At our offices, we suspect that rooms are being booked but go unused when the booker claimed to need it. All of our rooms are equipped with movement (PIR) sensors, so we can detect movement in those rooms. We can count the number of people who pass the sensor. I went on a journey to find out how to do something with the data that I’ve got, and perhaps show our office manager, so that she could then think of some consequences or a rewarding system. And to solve my personal problem; all rooms are always booked and in real life we suspect the booked rooms are not always used.
Outlook REST API
Outlook has a REST API, documentation on that can be found here. https://docs.microsoft.com/en-us/previous-versions/office/office-365-api/api/version-2.0/calendar-rest-operations Using this API, we can find calendar events and meeting times that correspond with an email address. A room has an email address, which can be found in outlook properties. We can find these rooms using the Outlook scheduling assistant. Not that we cannot read the organizers of that particular meeting, but we can receive a subject.
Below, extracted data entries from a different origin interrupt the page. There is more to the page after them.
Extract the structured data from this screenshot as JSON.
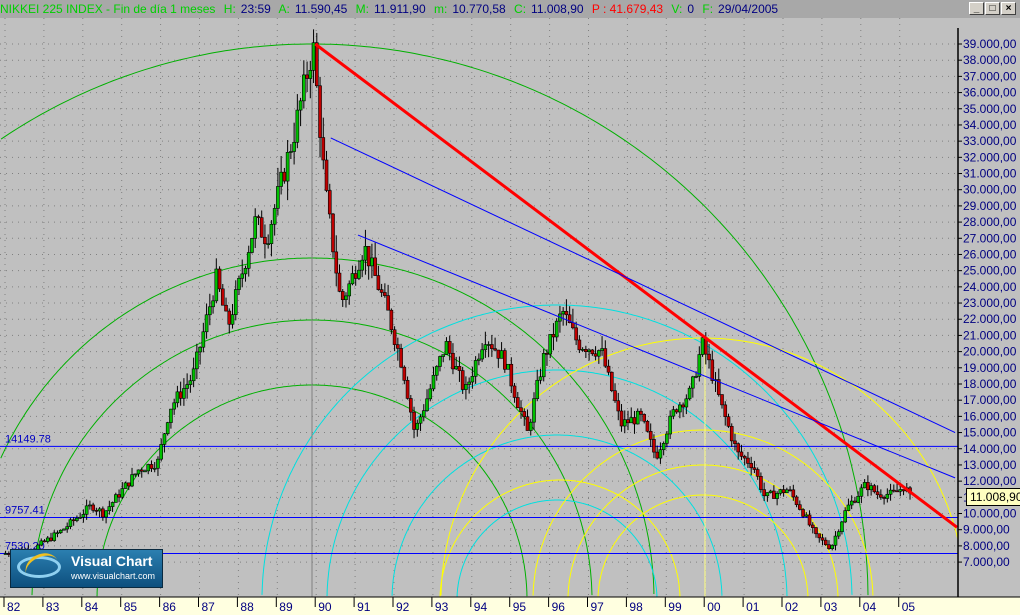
{
  "header": {
    "title": "NIKKEI 225 INDEX - Fin de día 1 meses",
    "h_label": "H:",
    "h": "23:59",
    "a_label": "A:",
    "a": "11.590,45",
    "m_label": "M:",
    "m": "11.911,90",
    "lo_label": "m:",
    "lo": "10.770,58",
    "c_label": "C:",
    "c": "11.008,90",
    "p": "P : 41.679,43",
    "v_label": "V:",
    "v": "0",
    "f_label": "F:",
    "f": "29/04/2005"
  },
  "window_buttons": {
    "minimize": "_",
    "maximize": "□",
    "close": "×"
  },
  "logo": {
    "name": "Visual Chart",
    "url": "www.visualchart.com"
  },
  "current_price": "11.008,90",
  "colors": {
    "background": "#c0c0c0",
    "up": "#00c000",
    "down": "#c00000",
    "trend": "#ff0000",
    "channel": "#0000ff",
    "arc_green": "#00b000",
    "arc_cyan": "#00e0e0",
    "arc_yellow": "#ffff00"
  },
  "chart_data": {
    "type": "candlestick",
    "title": "NIKKEI 225 INDEX",
    "ylim": [
      6000,
      40000
    ],
    "y_ticks": [
      7000,
      8000,
      9000,
      10000,
      11000,
      12000,
      13000,
      14000,
      15000,
      16000,
      17000,
      18000,
      19000,
      20000,
      21000,
      22000,
      23000,
      24000,
      25000,
      26000,
      27000,
      28000,
      29000,
      30000,
      31000,
      32000,
      33000,
      34000,
      35000,
      36000,
      37000,
      38000,
      39000
    ],
    "y_tick_labels": [
      "7.000,00",
      "8.000,00",
      "9.000,00",
      "10.000,00",
      "11.000,00",
      "12.000,00",
      "13.000,00",
      "14.000,00",
      "15.000,00",
      "16.000,00",
      "17.000,00",
      "18.000,00",
      "19.000,00",
      "20.000,00",
      "21.000,00",
      "22.000,00",
      "23.000,00",
      "24.000,00",
      "25.000,00",
      "26.000,00",
      "27.000,00",
      "28.000,00",
      "29.000,00",
      "30.000,00",
      "31.000,00",
      "32.000,00",
      "33.000,00",
      "34.000,00",
      "35.000,00",
      "36.000,00",
      "37.000,00",
      "38.000,00",
      "39.000,00"
    ],
    "x_ticks": [
      1982,
      1983,
      1984,
      1985,
      1986,
      1987,
      1988,
      1989,
      1990,
      1991,
      1992,
      1993,
      1994,
      1995,
      1996,
      1997,
      1998,
      1999,
      2000,
      2001,
      2002,
      2003,
      2004,
      2005
    ],
    "x_tick_labels": [
      "82",
      "83",
      "84",
      "85",
      "86",
      "87",
      "88",
      "89",
      "90",
      "91",
      "92",
      "93",
      "94",
      "95",
      "96",
      "97",
      "98",
      "99",
      "00",
      "01",
      "02",
      "03",
      "04",
      "05"
    ],
    "keypoints": [
      [
        1982.0,
        7500
      ],
      [
        1982.8,
        7800
      ],
      [
        1983.5,
        8900
      ],
      [
        1984.3,
        10500
      ],
      [
        1984.6,
        10000
      ],
      [
        1985.5,
        12700
      ],
      [
        1986.0,
        13200
      ],
      [
        1986.3,
        16500
      ],
      [
        1986.9,
        18500
      ],
      [
        1987.5,
        24500
      ],
      [
        1987.8,
        21500
      ],
      [
        1988.5,
        28000
      ],
      [
        1988.8,
        27000
      ],
      [
        1989.5,
        33500
      ],
      [
        1989.99,
        38900
      ],
      [
        1990.3,
        30000
      ],
      [
        1990.7,
        23000
      ],
      [
        1990.9,
        24000
      ],
      [
        1991.3,
        26500
      ],
      [
        1991.9,
        22500
      ],
      [
        1992.3,
        19000
      ],
      [
        1992.6,
        15000
      ],
      [
        1992.9,
        17000
      ],
      [
        1993.4,
        20500
      ],
      [
        1993.9,
        17500
      ],
      [
        1994.4,
        21000
      ],
      [
        1994.9,
        19500
      ],
      [
        1995.5,
        15000
      ],
      [
        1995.9,
        19500
      ],
      [
        1996.4,
        22500
      ],
      [
        1996.8,
        20500
      ],
      [
        1997.4,
        20000
      ],
      [
        1997.9,
        15500
      ],
      [
        1998.4,
        16000
      ],
      [
        1998.8,
        13500
      ],
      [
        1999.3,
        16500
      ],
      [
        1999.7,
        17500
      ],
      [
        1999.99,
        20500
      ],
      [
        2000.2,
        19000
      ],
      [
        2000.5,
        16500
      ],
      [
        2000.9,
        13700
      ],
      [
        2001.3,
        13000
      ],
      [
        2001.6,
        11000
      ],
      [
        2002.2,
        11500
      ],
      [
        2002.6,
        10000
      ],
      [
        2002.9,
        8600
      ],
      [
        2003.3,
        7900
      ],
      [
        2003.7,
        10300
      ],
      [
        2004.2,
        11800
      ],
      [
        2004.5,
        11200
      ],
      [
        2004.9,
        11200
      ],
      [
        2005.2,
        11700
      ],
      [
        2005.33,
        11009
      ]
    ],
    "horizontal_lines": [
      {
        "value": 14149.78,
        "label": "14149.78"
      },
      {
        "value": 9757.41,
        "label": "9757.41"
      },
      {
        "value": 7530.2,
        "label": "7530.20"
      }
    ],
    "trend_lines": [
      {
        "color": "red",
        "from": [
          1990.0,
          39000
        ],
        "to": [
          2006.5,
          9150
        ]
      },
      {
        "color": "blue",
        "from": [
          1990.4,
          33200
        ],
        "to": [
          2006.45,
          15000
        ]
      },
      {
        "color": "blue",
        "from": [
          1991.1,
          27200
        ],
        "to": [
          2006.45,
          12200
        ]
      }
    ]
  }
}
Using Azure timed functions, I can set up a serverless function which connects to the outlook API, authorizes as a user with the proper permissions to view the availability and reservations of a certain room in outlook. These room reservations can be sent to the InfluxDB using simple POST queries over HTTP. In my case, I send a 1 to the server with the subject and the start time. In the subject, we find the subject of the meeting as well as the user who booked it. Then, at the end of an appointment, I send a 0. With InfluxDB I can then use fill(previous) to see the current state at any point in time.
SELECT max("SensorValue"), "Description" FROM "RoomName" WHERE ("SensorType" = '"OutlookReservatie"') AND $timeFilter GROUP BY time($interval) fill(previous)
Visualization dashboard
In Grafana, we can then graph the reservations and find correlations with the detected movement in that room. In the end, this should be done automatically by the timed function which can send the subject of the appointment at that time to the office manager in case no one was seen in that room. First, we explore the data manually. We plot the movement in a certain room and combine that with the reservations we just inserted into the database. Grafana can also act when we spot this and send an alert.
The PIR sensors just detect movement, I’ve set them up so I get a single bit message each time someone passes the sensor. This way, I can read the movement in a certain room, or at least the amount pass by’s. Our sensors talk to the things network, which then sends it to the Azure cloud.
We can then color the reservations without movement, making it easier to spot and also alert on it. We simply find the times where there is a reservation without movement and it’s accompanying reservation subject and we know who to blame for the room occupancy.
In this graph, you can already see that there are some unused reservations! We have success! ?
Then, to do this automatically; if the room is reserved and the time has passed for the time slot, count the amount of passing in that time frame and area. If we do not see any movement in the last half an hour, but we do see a reservation, we should send an alert.
Great! Now that we can blame people, we should also praise the people who do use their reservation! Let the blaming and praising begin!